Seminar Series - The SpiceC Parallel Programming System

Speaker: Min Feng, University of California at Riverside
Date: Monday, February 20, 2012
Time: 11:15am-12:15pm
Location: 110 McBryde

Abstract:
This talk provides an overview of my work on SpiceC, a system that simplifies the task of program parallelization through a combination of SpiceC directives and an intuitive computation model. To support various application types, the SpiceC directives allow programmers to express different forms of parallelism. Speculation is also supported to enable exploitation of dynamic parallelism. Additional directives enable efficient parallelization in the presence of dynamic linked data structures and I/O operations. The SpiceC computation model offers software-managed memory isolation and data transfer between threads. Therefore, it can be adapted to a wide range of parallel architectures, including shared-memory systems (e.g., multicores and manycores), distributed-memory systems (e.g., clusters), and heterogeneous systems (e.g., GPGPUs). I have successfully parallelized substantial applications with SpiceC such as Velvet, Delaunay Refinement, and Incremental Tree Inducer. The base SpiceC implementation achieves speedups ranging from 2x to 18x by parallelizing computational loops for seven benchmarks on a 24-core system.
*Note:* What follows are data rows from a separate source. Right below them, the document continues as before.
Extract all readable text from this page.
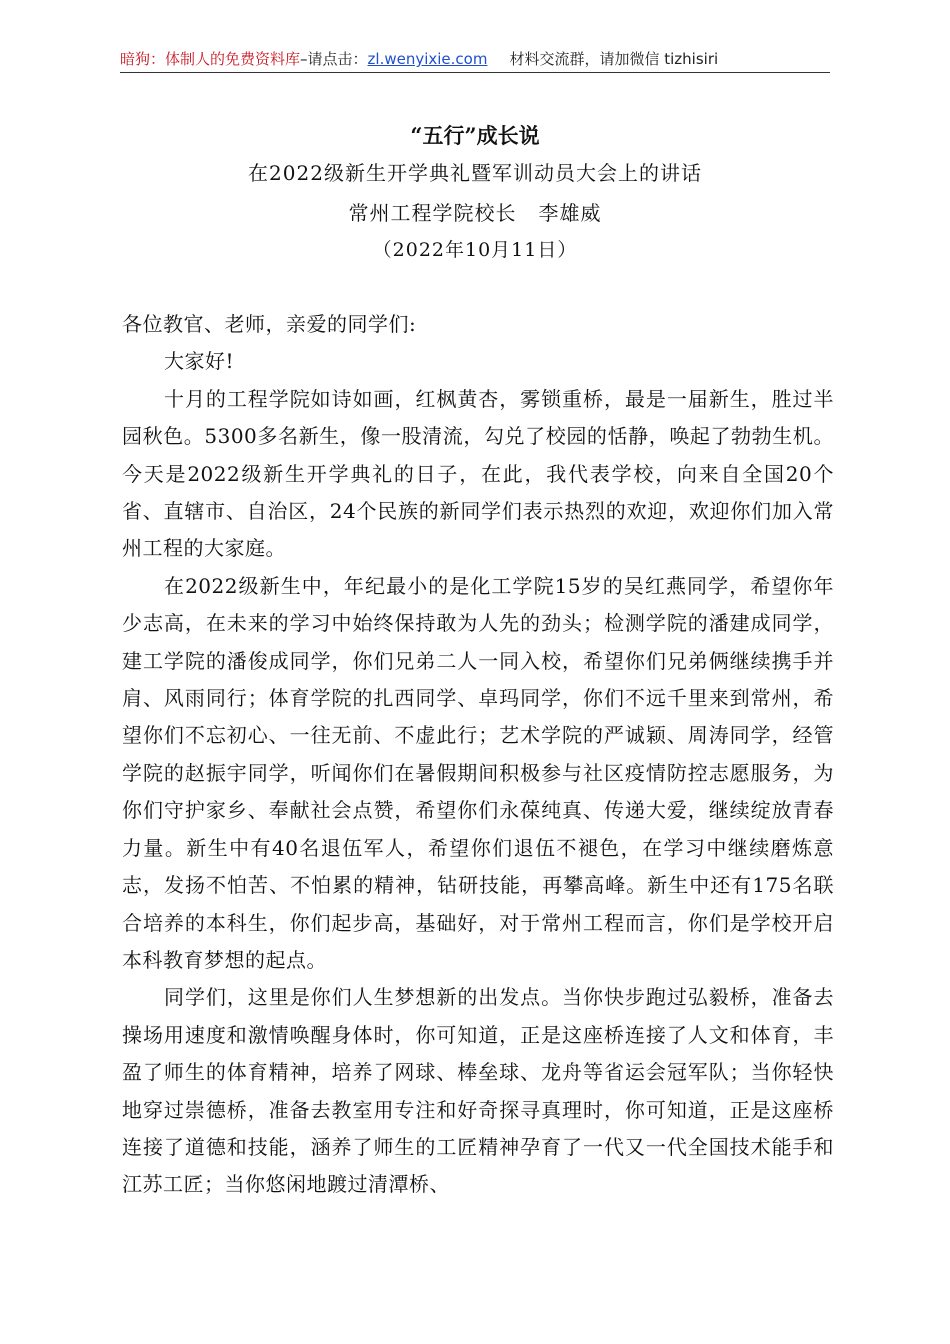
暗狗：体制人的免费资料库–请点击：zl.wenyixie.com 材料交流群，请加微信 tizhisiri
“五行”成长说
在2022级新生开学典礼暨军训动员大会上的讲话
常州工程学院校长 李雄威
（2022年10月11日）

各位教官、老师，亲爱的同学们:

大家好!

十月的工程学院如诗如画，红枫黄杏，雾锁重桥，最是一届新生，胜过半园秋色。5300多名新生，像一股清流，勾兑了校园的恬静，唤起了勃勃生机。今天是2022级新生开学典礼的日子，在此，我代表学校，向来自全国20个省、直辖市、自治区，24个民族的新同学们表示热烈的欢迎，欢迎你们加入常州工程的大家庭。

在2022级新生中，年纪最小的是化工学院15岁的吴红燕同学，希望你年少志高，在未来的学习中始终保持敢为人先的劲头；检测学院的潘建成同学，建工学院的潘俊成同学，你们兄弟二人一同入校，希望你们兄弟俩继续携手并肩、风雨同行；体育学院的扎西同学、卓玛同学，你们不远千里来到常州，希望你们不忘初心、一往无前、不虚此行；艺术学院的严诚颖、周涛同学，经管学院的赵振宇同学，听闻你们在暑假期间积极参与社区疫情防控志愿服务，为你们守护家乡、奉献社会点赞，希望你们永葆纯真、传递大爱，继续绽放青春力量。新生中有40名退伍军人，希望你们退伍不褪色，在学习中继续磨炼意志，发扬不怕苦、不怕累的精神，钻研技能，再攀高峰。新生中还有175名联合培养的本科生，你们起步高，基础好，对于常州工程而言，你们是学校开启本科教育梦想的起点。

同学们，这里是你们人生梦想新的出发点。当你快步跑过弘毅桥，准备去操场用速度和激情唤醒身体时，你可知道，正是这座桥连接了人文和体育，丰盈了师生的体育精神，培养了网球、棒垒球、龙舟等省运会冠军队；当你轻快地穿过崇德桥，准备去教室用专注和好奇探寻真理时，你可知道，正是这座桥连接了道德和技能，涵养了师生的工匠精神孕育了一代又一代全国技术能手和江苏工匠；当你悠闲地踱过清潭桥、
With loop parallelization in the presence of I/O, SpiceC further improves the performance of eight applications by 68% on average in comparison to the parallelized versions of the same applications where only purely computational loops are parallelized. With data partitioning, SpiceC also achieves 1.3x--6.9x speedups for a set of benchmarks that use dynamic data structures on an 8-core system.

Bio:
Min Feng is currently a Ph.D. student in the Department of Computer Science and Engineering at the University of California at Riverside. His advisor is Professor Rajiv Gupta. His areas of research interest include compilers and architectures for parallel systems, and software tools for debugging. He received a Bachelor's degree from Tongji University, China, and a Master's degree from City University of Hong Kong.